Tariganu atau Usaha Tarigan |
Buku yang memuat 296 puisi berbahasa Karo ini adalah
manifestasi masterpieces seorang pemerhati sekaligus pewaris budaya leluhur.
ke- 296 puisi yang ditulis oleh Tariganu ini juga sebuah bentuk perlawanan
melawan lupa terhadap nila-nilai adiluhung yang pernah diwariskan leluhur
kepada kita. Usahanya dalam menggali kembali dan meletakkan bahasa yang sempat
dilupakan oraang kini berdasarkan nilai fungsi, patut mendapatkan apresiasi
oleh tidak hanya komunitas Karo, namun juga secara luas di tingkat kebangsaan.
Lahirnya buku ini menandakan kelahiran kembali spirit eksistensi culture-nature
dalam khasanah sastra modern.
Tariganu, atau Drs.

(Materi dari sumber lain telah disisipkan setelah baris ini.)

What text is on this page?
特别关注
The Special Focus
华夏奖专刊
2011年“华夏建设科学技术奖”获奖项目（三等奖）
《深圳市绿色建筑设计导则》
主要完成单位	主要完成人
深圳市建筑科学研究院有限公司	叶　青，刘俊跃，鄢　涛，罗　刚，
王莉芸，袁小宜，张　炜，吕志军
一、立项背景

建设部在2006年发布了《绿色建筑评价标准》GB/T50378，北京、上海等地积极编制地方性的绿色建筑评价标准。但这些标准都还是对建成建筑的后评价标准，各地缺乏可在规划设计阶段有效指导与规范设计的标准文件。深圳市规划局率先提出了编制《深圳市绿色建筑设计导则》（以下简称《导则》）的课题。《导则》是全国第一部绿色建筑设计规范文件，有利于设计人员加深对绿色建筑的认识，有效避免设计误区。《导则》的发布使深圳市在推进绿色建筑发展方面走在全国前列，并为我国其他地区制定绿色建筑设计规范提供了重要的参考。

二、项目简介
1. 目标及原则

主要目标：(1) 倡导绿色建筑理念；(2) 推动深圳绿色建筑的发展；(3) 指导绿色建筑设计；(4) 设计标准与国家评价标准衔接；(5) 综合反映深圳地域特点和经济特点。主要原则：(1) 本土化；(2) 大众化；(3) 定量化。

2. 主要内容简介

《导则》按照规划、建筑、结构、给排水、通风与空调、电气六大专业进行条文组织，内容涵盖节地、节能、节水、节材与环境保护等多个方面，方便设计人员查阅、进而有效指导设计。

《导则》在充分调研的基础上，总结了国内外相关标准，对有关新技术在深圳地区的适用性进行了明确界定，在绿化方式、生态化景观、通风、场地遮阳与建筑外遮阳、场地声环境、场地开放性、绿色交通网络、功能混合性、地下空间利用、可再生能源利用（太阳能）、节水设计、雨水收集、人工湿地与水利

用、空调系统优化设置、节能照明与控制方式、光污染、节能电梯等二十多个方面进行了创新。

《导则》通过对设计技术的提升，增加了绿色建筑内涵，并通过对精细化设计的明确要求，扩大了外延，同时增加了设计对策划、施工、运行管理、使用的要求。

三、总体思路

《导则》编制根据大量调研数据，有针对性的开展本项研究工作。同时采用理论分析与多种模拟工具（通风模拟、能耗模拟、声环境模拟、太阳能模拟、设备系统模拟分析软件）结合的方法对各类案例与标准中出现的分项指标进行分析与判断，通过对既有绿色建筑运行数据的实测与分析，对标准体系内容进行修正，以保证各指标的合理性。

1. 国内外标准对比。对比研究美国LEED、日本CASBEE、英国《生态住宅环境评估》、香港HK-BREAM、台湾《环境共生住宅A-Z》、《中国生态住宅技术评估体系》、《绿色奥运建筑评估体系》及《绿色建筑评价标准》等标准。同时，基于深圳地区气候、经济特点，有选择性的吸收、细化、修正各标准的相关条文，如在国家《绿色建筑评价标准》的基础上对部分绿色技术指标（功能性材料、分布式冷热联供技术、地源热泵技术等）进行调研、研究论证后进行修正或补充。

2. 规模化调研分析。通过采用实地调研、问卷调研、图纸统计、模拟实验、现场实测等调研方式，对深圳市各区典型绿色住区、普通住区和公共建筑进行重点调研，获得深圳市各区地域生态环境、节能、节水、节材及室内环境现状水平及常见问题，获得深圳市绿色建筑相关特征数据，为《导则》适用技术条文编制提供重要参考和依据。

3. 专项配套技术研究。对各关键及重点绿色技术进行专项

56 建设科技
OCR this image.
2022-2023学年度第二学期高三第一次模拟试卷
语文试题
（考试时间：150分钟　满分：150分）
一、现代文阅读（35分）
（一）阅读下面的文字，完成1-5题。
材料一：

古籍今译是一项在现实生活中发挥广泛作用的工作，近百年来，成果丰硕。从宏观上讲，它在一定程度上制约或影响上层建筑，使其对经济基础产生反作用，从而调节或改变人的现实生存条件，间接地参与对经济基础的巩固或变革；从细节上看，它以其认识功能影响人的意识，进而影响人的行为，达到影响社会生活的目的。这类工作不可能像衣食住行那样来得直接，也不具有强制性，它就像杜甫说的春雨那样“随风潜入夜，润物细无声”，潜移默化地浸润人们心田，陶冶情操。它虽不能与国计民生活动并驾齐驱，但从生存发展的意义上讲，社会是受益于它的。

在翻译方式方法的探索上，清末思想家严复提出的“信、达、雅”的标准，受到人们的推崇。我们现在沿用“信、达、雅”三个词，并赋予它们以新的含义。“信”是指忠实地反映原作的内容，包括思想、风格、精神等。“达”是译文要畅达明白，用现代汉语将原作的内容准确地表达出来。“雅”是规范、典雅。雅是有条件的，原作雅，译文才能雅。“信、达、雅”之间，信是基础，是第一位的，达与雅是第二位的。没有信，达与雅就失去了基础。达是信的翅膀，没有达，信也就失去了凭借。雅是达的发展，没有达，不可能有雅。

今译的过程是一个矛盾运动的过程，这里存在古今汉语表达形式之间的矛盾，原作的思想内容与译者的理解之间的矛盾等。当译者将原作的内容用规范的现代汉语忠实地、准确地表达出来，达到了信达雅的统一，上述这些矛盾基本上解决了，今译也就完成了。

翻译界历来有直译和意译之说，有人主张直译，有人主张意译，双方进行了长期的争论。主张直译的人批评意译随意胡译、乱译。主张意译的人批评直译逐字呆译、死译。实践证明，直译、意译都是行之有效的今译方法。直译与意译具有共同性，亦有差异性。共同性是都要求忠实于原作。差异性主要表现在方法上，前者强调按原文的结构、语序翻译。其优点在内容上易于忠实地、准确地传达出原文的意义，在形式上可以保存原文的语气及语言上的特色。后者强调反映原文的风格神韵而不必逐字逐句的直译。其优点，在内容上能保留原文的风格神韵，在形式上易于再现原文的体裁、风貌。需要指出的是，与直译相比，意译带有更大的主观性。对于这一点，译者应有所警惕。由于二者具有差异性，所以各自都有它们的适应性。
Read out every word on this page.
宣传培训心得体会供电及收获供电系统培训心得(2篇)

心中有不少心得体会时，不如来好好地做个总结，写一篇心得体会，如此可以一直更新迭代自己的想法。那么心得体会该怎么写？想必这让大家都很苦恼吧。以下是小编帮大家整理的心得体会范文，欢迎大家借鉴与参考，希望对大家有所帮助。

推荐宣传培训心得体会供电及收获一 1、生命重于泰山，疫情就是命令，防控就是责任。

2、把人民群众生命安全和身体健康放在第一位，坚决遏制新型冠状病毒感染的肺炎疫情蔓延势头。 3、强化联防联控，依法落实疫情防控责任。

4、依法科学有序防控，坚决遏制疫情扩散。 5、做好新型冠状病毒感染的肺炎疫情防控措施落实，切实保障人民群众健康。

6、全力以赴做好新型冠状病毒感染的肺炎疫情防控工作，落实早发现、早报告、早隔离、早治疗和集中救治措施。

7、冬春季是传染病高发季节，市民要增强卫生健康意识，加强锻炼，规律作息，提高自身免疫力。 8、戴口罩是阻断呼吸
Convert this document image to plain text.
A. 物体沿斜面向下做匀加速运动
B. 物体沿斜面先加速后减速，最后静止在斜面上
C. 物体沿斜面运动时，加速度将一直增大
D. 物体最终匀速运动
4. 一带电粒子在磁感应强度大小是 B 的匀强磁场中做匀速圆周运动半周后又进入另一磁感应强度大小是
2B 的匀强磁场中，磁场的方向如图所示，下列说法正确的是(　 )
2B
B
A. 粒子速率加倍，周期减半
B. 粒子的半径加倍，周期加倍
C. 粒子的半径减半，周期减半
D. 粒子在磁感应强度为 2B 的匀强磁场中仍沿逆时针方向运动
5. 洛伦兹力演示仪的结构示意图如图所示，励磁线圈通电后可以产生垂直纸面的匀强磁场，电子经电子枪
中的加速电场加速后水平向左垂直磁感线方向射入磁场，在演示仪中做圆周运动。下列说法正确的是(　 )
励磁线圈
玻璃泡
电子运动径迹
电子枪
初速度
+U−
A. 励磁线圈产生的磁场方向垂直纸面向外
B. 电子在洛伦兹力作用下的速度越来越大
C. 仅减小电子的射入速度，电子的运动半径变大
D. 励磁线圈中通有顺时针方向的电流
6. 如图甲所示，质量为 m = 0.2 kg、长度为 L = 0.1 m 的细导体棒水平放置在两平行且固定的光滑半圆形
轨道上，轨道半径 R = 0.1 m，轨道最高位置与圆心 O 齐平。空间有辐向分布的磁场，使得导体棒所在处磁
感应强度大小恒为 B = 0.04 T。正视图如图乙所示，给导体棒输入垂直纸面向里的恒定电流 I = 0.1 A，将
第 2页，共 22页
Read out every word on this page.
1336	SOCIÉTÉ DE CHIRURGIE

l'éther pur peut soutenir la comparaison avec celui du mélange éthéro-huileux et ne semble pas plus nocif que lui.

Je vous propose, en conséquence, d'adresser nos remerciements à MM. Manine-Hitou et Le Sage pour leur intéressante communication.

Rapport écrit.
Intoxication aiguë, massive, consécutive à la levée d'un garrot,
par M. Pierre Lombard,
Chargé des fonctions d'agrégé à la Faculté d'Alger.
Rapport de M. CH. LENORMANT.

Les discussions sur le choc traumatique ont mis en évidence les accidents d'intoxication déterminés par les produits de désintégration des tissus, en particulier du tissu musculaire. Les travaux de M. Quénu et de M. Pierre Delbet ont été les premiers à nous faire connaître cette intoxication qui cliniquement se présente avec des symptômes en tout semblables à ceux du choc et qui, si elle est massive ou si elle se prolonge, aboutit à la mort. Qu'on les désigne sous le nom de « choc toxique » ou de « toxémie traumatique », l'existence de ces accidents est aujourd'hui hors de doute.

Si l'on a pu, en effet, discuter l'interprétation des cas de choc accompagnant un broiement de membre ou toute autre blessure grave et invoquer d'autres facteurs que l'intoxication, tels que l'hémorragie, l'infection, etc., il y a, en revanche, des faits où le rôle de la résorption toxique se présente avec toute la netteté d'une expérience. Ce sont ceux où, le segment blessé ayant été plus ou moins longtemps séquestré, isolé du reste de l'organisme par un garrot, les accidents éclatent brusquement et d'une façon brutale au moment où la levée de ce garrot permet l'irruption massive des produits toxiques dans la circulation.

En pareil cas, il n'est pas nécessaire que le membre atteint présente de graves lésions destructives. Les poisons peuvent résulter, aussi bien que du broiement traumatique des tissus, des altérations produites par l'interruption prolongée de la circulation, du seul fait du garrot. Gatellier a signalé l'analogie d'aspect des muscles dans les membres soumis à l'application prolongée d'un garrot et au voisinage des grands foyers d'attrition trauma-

Usaha Tarigan lahir di dataran tinggi Tanah karo tahun 1938.
Ipetayoken (Upacara mandi pertama di sungai waktu berusia 7 hari). Tergelar
Usaha Kita, merga Tarigan, bere Ginting, kempu Purba, binuang sinulingga,
kampah Ketaren, soler Sitepu. Pendidikan terakhir di Universitas Peking (RRC)
dan Universitas Indonesia. Selain menulis puisi, tariganu juga melukis dan
sempa menjadi dosen di almamaternya, UI.
Sejumlah tulisannya pernah dimuat dalam antologi puisi
tunggal maupun bersama. Antara lain: “Kemudikan Hari Menjadi Cerah”, Balai
Pustaka (1964), “Kumpulan Sajak-sajak Amir Hamzah dan Kumpulan Sajak-sajak
Chairil Anwar dalam bahasa Tionghoa”, Yayasan Kebudayaan Jamrud (1965),
“Anggrek Hitam”, (1971), “Elang” dan “Menghadap Matahari”, yayasan Bengkel Seni
(1981), “Tembang Negeri Hijau” kumpulan bersama Virga Bellan dkk (1986), “Ritus
Warna Ritus Kata” antologi bersama Adjim Arijadi dan Ajammudin Tifani, (1994),
penyantun “Tanah Perjanjian” karya Ajammudin Tifani (2005), “Kami Bicara”,
kembang setaman prosa dan puisi, bersama (LBH Jakarta 2006)
Buku ini dicetak dalam edisi luks, hard cover dengan
ketebalan 298 + xxiv halaman. diterbitkan oleh Yayasan Bengkel Seni ’78 bekerja
sama dengan Paguyuban Kebudayaan Rakyat Indonesia (PAKRI) DPD Sumatera Utara.